With Mexico’s presidential election campaign nearing its end phase, one candidate is mounting pressure upon the frontrunner. His name is Ricardo Anaya, a thirty-nine year-old career politician from Mexico City.
“We will not accept that there are eleven million Mexicans living in extreme poverty, fighting just to feed their children,” he told supporters at a recent campaign rally.
Anaya has based his campaign around forward-thinking policy and combative politics, uniting his center-right PAN party with the center-left PRD to create a unique coalition to challenge left-wing firebrand Andres Manuel Lopez Obrador.
“In uniting the two ideologically-opposed parties, Anaya has shown that he is capable of compromise, but his campaign success has been due to his public performances,” said political analyst Leon Perez. “He’s very well-prepared, with real clarity of thought, and is a very good speaker.”
Anaya first stood for public office at age twenty-one, and has been at the forefront of Mexican politics for over a decade, serving as a junior minister in President Calderon’s administration, and leading his party in opposition.
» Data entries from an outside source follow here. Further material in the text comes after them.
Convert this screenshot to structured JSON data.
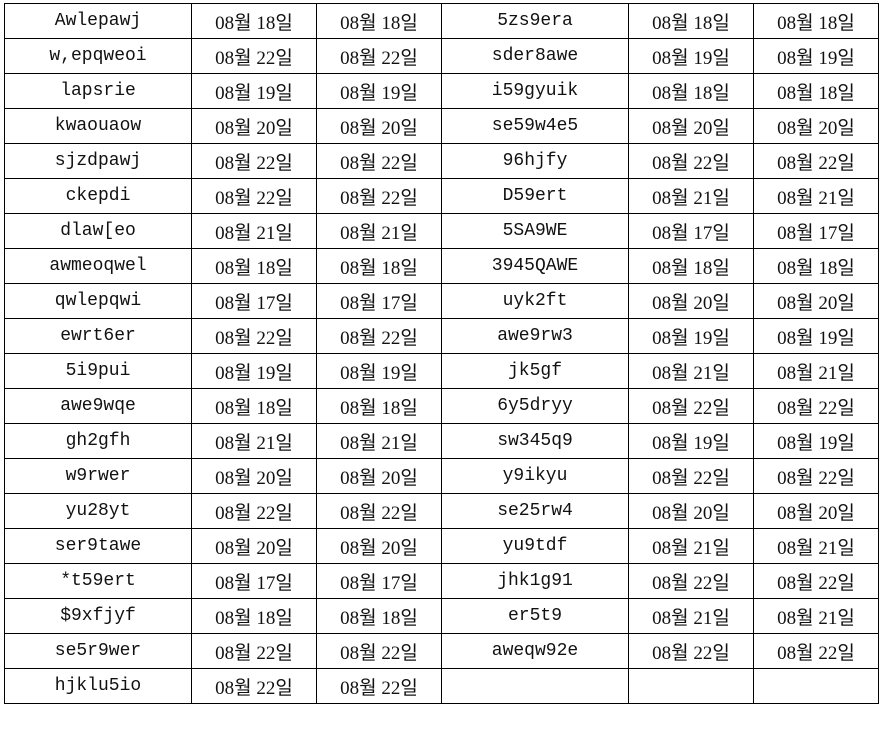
{
  "sheet": {
    "rows": [
      [
        "Awlepawj",
        "08월 18일",
        "08월 18일",
        "5zs9era",
        "08월 18일",
        "08월 18일"
      ],
      [
        "w,epqweoi",
        "08월 22일",
        "08월 22일",
        "sder8awe",
        "08월 19일",
        "08월 19일"
      ],
      [
        "lapsrie",
        "08월 19일",
        "08월 19일",
        "i59gyuik",
        "08월 18일",
        "08월 18일"
      ],
      [
        "kwaouaow",
        "08월 20일",
        "08월 20일",
        "se59w4e5",
        "08월 20일",
        "08월 20일"
      ],
      [
        "sjzdpawj",
        "08월 22일",
        "08월 22일",
        "96hjfy",
        "08월 22일",
        "08월 22일"
      ],
      [
        "ckepdi",
        "08월 22일",
        "08월 22일",
        "D59ert",
        "08월 21일",
        "08월 21일"
      ],
      [
        "dlaw[eo",
        "08월 21일",
        "08월 21일",
        "5SA9WE",
        "08월 17일",
        "08월 17일"
      ],
      [
        "awmeoqwel",
        "08월 18일",
        "08월 18일",
        "3945QAWE",
        "08월 18일",
        "08월 18일"
      ],
      [
        "qwlepqwi",
        "08월 17일",
        "08월 17일",
        "uyk2ft",
        "08월 20일",
        "08월 20일"
      ],
      [
        "ewrt6er",
        "08월 22일",
        "08월 22일",
        "awe9rw3",
        "08월 19일",
        "08월 19일"
      ],
      [
        "5i9pui",
        "08월 19일",
        "08월 19일",
        "jk5gf",
        "08월 21일",
        "08월 21일"
      ],
      [
        "awe9wqe",
        "08월 18일",
        "08월 18일",
        "6y5dryy",
        "08월 22일",
        "08월 22일"
      ],
      [
        "gh2gfh",
        "08월 21일",
        "08월 21일",
        "sw345q9",
        "08월 19일",
        "08월 19일"
      ],
      [
        "w9rwer",
        "08월 20일",
        "08월 20일",
        "y9ikyu",
        "08월 22일",
        "08월 22일"
      ],
      [
        "yu28yt",
        "08월 22일",
        "08월 22일",
        "se25rw4",
        "08월 20일",
        "08월 20일"
      ],
      [
        "ser9tawe",
        "08월 20일",
        "08월 20일",
        "yu9tdf",
        "08월 21일",
        "08월 21일"
      ],
      [
        "*t59ert",
        "08월 17일",
        "08월 17일",
        "jhk1g91",
        "08월 22일",
        "08월 22일"
      ],
      [
        "$9xfjyf",
        "08월 18일",
        "08월 18일",
        "er5t9",
        "08월 21일",
        "08월 21일"
      ],
      [
        "se5r9wer",
        "08월 22일",
        "08월 22일",
        "aweqw92e",
        "08월 22일",
        "08월 22일"
      ],
      [
        "hjklu5io",
        "08월 22일",
        "08월 22일",
        "",
        "",
        ""
      ]
    ]
  }
}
But for all his experience, many voters are wary of his rapid ascent.
“In achieving his ambitions, a lot of bodies have been left in the road,” said political journalist Alvaro Delgado. “This is certainly the case with Ricardo Anaya. I have followed his career with interest since he was a very young man, and I can say that he is a very tricky and unscrupulous politician.”
Despite his critics, Anaya’s rhetoric has made him Lopez Obrador’s primary contender according to the polls, although some observers say the political alliances he has leveraged to his advantage in the campaign could serve to undo an Anaya government.
“His biggest challenge would be keeping his coalition together,” said Perez. “These parties have joined forces to give themselves the best chance at power, but ideologically they are very different, and an Anaya administration could be destroyed by infighting before it even starts.”
Despite Anaya’s strong campaign performance, frontrunner Lopez Obrador, better known as AMLO, is currently polling at more than fifty percent of the vote, and an upset on election day looks improbable.
Ricardo Anaya’s appeal to voters may not be enough to change the outcome of July’s election, but his pragmatic, forward-thinking campaign is leaving its mark – raising expectations for whichever candidate wins – and sets out to form an administration.